Giri/Haji · Season 1 · Episode 1 · 17 October 2019
S1E1 Episode 1
THE MOMENT The switch between Tokyo's ordered institutional world and London's messy, multicultural crime scene - the formal gap that defines the show's entire sensibility.
The premiere juxtaposes Tokyo police procedure and London underworld with formal flair that signals immediately this is not a standard crime import. Kenzo Mori's arrival in London is staged as a slow collision of cultural expectations - his rigid duty ethic versus the chaos he finds. The Daily Telegraph called the opening episode 'impressionistic, playful and unashamedly arty.'
Full episode analysis below. Spoiler-light verdict above.
Updated
Giri/Haji's premiere aired October 17, 2019 on BBC Two and immediately established itself as something formally unusual for a British crime drama: a Tokyo-London co-production that treated the formal gap between Japanese and British crime genre conventions not as a translation problem but as the show's central subject.
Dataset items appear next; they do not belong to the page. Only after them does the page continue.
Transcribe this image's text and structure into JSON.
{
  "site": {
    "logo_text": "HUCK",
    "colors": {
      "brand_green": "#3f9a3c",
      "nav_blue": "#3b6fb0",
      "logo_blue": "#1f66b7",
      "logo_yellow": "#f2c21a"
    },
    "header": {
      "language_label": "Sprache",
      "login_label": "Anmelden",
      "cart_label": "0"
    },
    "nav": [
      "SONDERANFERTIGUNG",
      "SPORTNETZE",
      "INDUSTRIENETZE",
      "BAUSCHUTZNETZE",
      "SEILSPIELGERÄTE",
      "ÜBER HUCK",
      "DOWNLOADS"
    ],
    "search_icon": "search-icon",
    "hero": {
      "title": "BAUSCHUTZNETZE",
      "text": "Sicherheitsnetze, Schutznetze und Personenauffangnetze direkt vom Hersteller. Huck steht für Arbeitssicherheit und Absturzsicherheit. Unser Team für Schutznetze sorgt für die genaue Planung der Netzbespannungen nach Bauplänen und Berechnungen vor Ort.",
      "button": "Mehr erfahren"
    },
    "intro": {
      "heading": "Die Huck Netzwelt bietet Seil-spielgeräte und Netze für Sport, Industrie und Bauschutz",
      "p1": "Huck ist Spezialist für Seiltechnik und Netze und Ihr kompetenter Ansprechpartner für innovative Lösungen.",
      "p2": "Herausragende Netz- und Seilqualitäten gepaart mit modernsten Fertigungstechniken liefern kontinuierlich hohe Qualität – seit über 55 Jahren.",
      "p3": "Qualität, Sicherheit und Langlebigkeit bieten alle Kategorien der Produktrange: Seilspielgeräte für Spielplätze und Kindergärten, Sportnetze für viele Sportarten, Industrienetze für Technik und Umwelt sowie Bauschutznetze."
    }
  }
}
Kenzo Mori's arrival in London was staged as a slow collision of cultural expectations - his Japanese police officer's duty ethic against the chaos and moral informality of the city he was searching through. Radio Times called the opening episode 'impressionistic, playful and unashamedly arty' - a description that captured what separated the premiere from prestige crime imports that used location aesthetically rather than structurally. The 96 percent Rotten Tomatoes score from 28 critics on the series was secured by how completely the premiere established the show's tonal ambition without requiring any prior familiarity with either the Japanese or British genre traditions it was negotiating between.